In order to rapidly and accurately acquire winter wheat growing information and nitrogen content, a non-destructive
testing method was developed combined with multi-spectral imaging technique and remote sensing technology to
research wheat growing and nutrition status. Firstly, a 2-CCD multi-spectral image collecting platform was developed to
acquire visible image and NIR image synchronously, meanwhile, the canopy spectral reflectance and the nitrogen
content of wheat leaves were measured and analyzed to research the characteristics of the canopy spectral reflectance.

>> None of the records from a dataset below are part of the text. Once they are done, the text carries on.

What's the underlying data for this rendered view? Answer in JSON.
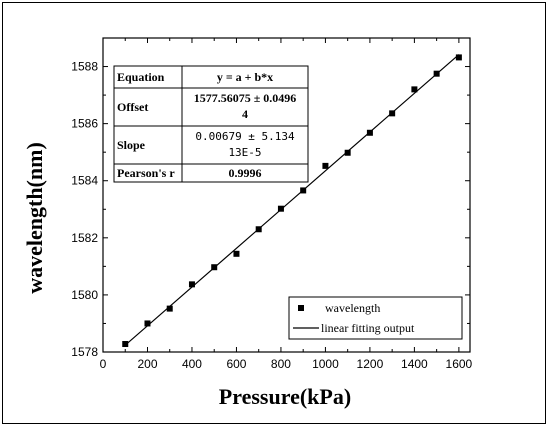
{
  "chart_data": {
    "type": "scatter",
    "xlabel": "Pressure(kPa)",
    "ylabel": "wavelength(nm)",
    "xlim": [
      0,
      1650
    ],
    "ylim": [
      1578,
      1589
    ],
    "x_ticks": [
      0,
      200,
      400,
      600,
      800,
      1000,
      1200,
      1400,
      1600
    ],
    "y_ticks": [
      1578,
      1580,
      1582,
      1584,
      1586,
      1588
    ],
    "series": [
      {
        "name": "wavelength",
        "marker": "square",
        "x": [
          100,
          200,
          300,
          400,
          500,
          600,
          700,
          800,
          900,
          1000,
          1100,
          1200,
          1300,
          1400,
          1500,
          1600
        ],
        "y": [
          1578.28,
          1579.0,
          1579.52,
          1580.37,
          1580.97,
          1581.44,
          1582.3,
          1583.02,
          1583.66,
          1584.52,
          1584.98,
          1585.68,
          1586.36,
          1587.2,
          1587.75,
          1588.32
        ]
      },
      {
        "name": "linear fitting output",
        "type": "line",
        "x": [
          100,
          1600
        ],
        "y": [
          1578.24,
          1588.42
        ]
      }
    ],
    "legend": {
      "position": "bottom-right",
      "entries": [
        "wavelength",
        "linear fitting output"
      ]
    },
    "fit_table": {
      "rows": [
        {
          "label": "Equation",
          "value": [
            "y = a + b*x"
          ]
        },
        {
          "label": "Offset",
          "value": [
            "1577.56075 ± 0.0496",
            "4"
          ]
        },
        {
          "label": "Slope",
          "value": [
            "0.00679 ± 5.134",
            "13E-5"
          ]
        },
        {
          "label": "Pearson's r",
          "value": [
            "0.9996"
          ]
        }
      ]
    },
    "colors": {
      "marker": "#000000",
      "line": "#000000"
    }
  }
}
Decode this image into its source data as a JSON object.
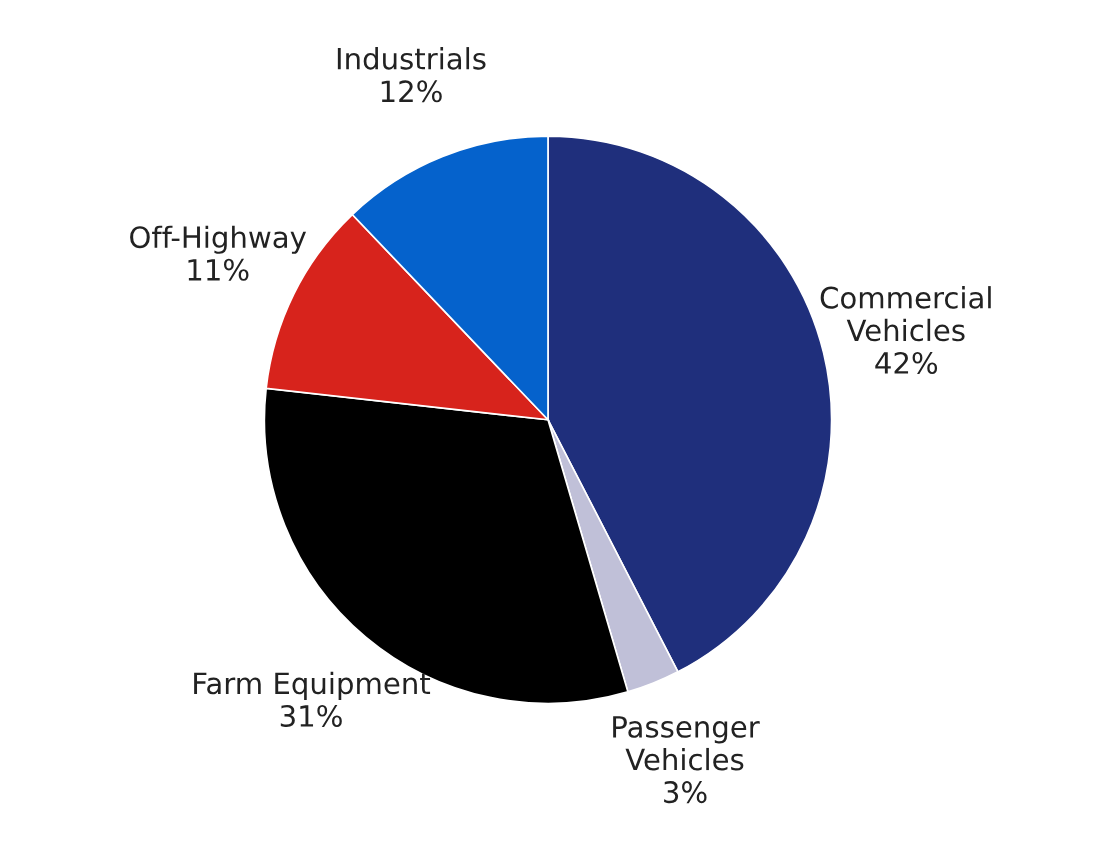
{
  "chart_data": {
    "type": "pie",
    "categories": [
      "Commercial Vehicles",
      "Passenger Vehicles",
      "Farm Equipment",
      "Off-Highway",
      "Industrials"
    ],
    "values": [
      42,
      3,
      31,
      11,
      12
    ],
    "value_labels": [
      "42%",
      "3%",
      "31%",
      "11%",
      "12%"
    ],
    "colors": [
      "#1f2f7c",
      "#c0c0d8",
      "#000000",
      "#d7231c",
      "#0562cc"
    ]
  }
}
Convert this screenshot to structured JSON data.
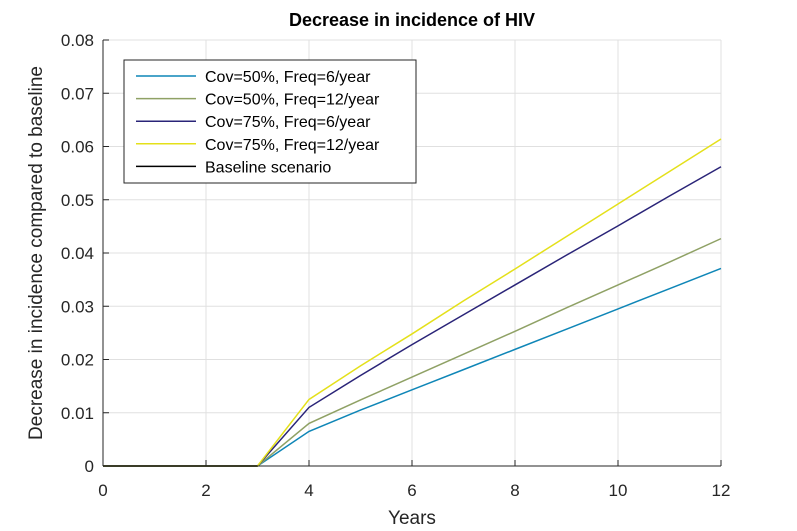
{
  "chart_data": {
    "type": "line",
    "title": "Decrease in incidence of HIV",
    "xlabel": "Years",
    "ylabel": "Decrease in incidence compared to baseline",
    "xlim": [
      0,
      12
    ],
    "ylim": [
      0,
      0.08
    ],
    "xticks": [
      0,
      2,
      4,
      6,
      8,
      10,
      12
    ],
    "xtick_labels": [
      "0",
      "2",
      "4",
      "6",
      "8",
      "10",
      "12"
    ],
    "yticks": [
      0,
      0.01,
      0.02,
      0.03,
      0.04,
      0.05,
      0.06,
      0.07,
      0.08
    ],
    "ytick_labels": [
      "0",
      "0.01",
      "0.02",
      "0.03",
      "0.04",
      "0.05",
      "0.06",
      "0.07",
      "0.08"
    ],
    "grid": true,
    "legend_position": "top-left",
    "series": [
      {
        "name": "Cov=50%, Freq=6/year",
        "color": "#0f86b7",
        "x": [
          0,
          1,
          2,
          3,
          4,
          5,
          6,
          7,
          8,
          9,
          10,
          11,
          12
        ],
        "y": [
          0,
          0,
          0,
          0,
          0.0065,
          0.0105,
          0.0143,
          0.0181,
          0.0219,
          0.0257,
          0.0295,
          0.0333,
          0.0371
        ]
      },
      {
        "name": "Cov=50%, Freq=12/year",
        "color": "#8fa165",
        "x": [
          0,
          1,
          2,
          3,
          4,
          5,
          6,
          7,
          8,
          9,
          10,
          11,
          12
        ],
        "y": [
          0,
          0,
          0,
          0,
          0.008,
          0.0124,
          0.0167,
          0.021,
          0.0253,
          0.0297,
          0.034,
          0.0383,
          0.0427
        ]
      },
      {
        "name": "Cov=75%, Freq=6/year",
        "color": "#2a2478",
        "x": [
          0,
          1,
          2,
          3,
          4,
          5,
          6,
          7,
          8,
          9,
          10,
          11,
          12
        ],
        "y": [
          0,
          0,
          0,
          0,
          0.011,
          0.017,
          0.0228,
          0.0284,
          0.034,
          0.0396,
          0.0451,
          0.0507,
          0.0562
        ]
      },
      {
        "name": "Cov=75%, Freq=12/year",
        "color": "#e4e01a",
        "x": [
          0,
          1,
          2,
          3,
          4,
          5,
          6,
          7,
          8,
          9,
          10,
          11,
          12
        ],
        "y": [
          0,
          0,
          0,
          0,
          0.0125,
          0.0188,
          0.0248,
          0.031,
          0.037,
          0.0431,
          0.0492,
          0.0553,
          0.0614
        ]
      },
      {
        "name": "Baseline scenario",
        "color": "#000000",
        "x": [
          0,
          1,
          2,
          3
        ],
        "y": [
          0,
          0,
          0,
          0
        ]
      }
    ]
  }
}
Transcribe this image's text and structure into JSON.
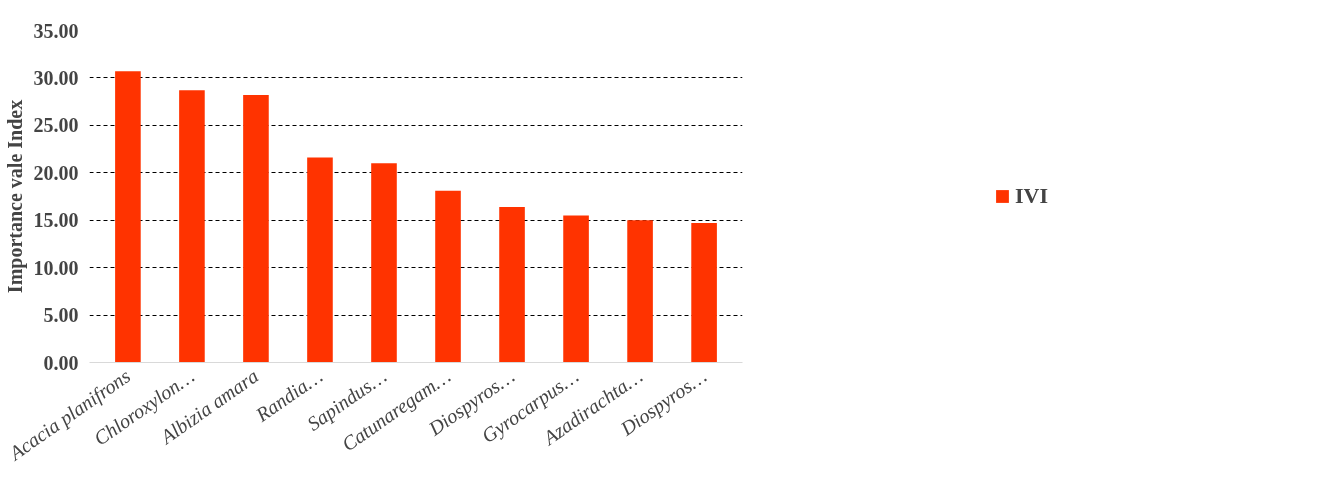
{
  "chart_data": {
    "type": "bar",
    "ylabel": "Importance vale Index",
    "categories": [
      "Acacia planifrons",
      "Chloroxylon…",
      "Albizia amara",
      "Randia…",
      "Sapindus…",
      "Catunaregam…",
      "Diospyros…",
      "Gyrocarpus…",
      "Azadirachta…",
      "Diospyros…"
    ],
    "series": [
      {
        "name": "IVI",
        "color": "#ff3300",
        "values": [
          30.7,
          28.7,
          28.2,
          21.6,
          21.0,
          18.1,
          16.4,
          15.5,
          15.0,
          14.7
        ]
      }
    ],
    "ylim": [
      0,
      35
    ],
    "yticks": [
      {
        "value": 0,
        "label": "0.00"
      },
      {
        "value": 5,
        "label": "5.00"
      },
      {
        "value": 10,
        "label": "10.00"
      },
      {
        "value": 15,
        "label": "15.00"
      },
      {
        "value": 20,
        "label": "20.00"
      },
      {
        "value": 25,
        "label": "25.00"
      },
      {
        "value": 30,
        "label": "30.00"
      },
      {
        "value": 35,
        "label": "35.00"
      }
    ],
    "grid": "y",
    "legend": "right"
  }
}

Secondly, using calibration panels the experiential linear calibration model was established between image gray value
and spectral reflectance. Thirdly, NIR image was processed to segment wheat canopy from soil and then gray value of
wheat leaves was achieved by image processing of Red, Green, and Blue channels. Finally, the gray value of wheat
leaves was transformed into spectral reflectance by aforementioned experiential linear model, and the vegetation index
were calculated and analyzed to research the winter wheat growing and nitrogen content status. Experiment results
showed that it was reasonable to diagnose nitrogen content of winter wheat based on multi-spectral imaging system and
experiential linear model. There existed remarkable correlation between vegetation index (NDVI, GNDVI) and nitrogen
content of winter wheat, and the correlation coefficients (R2 ) were 0.633 and 0.6.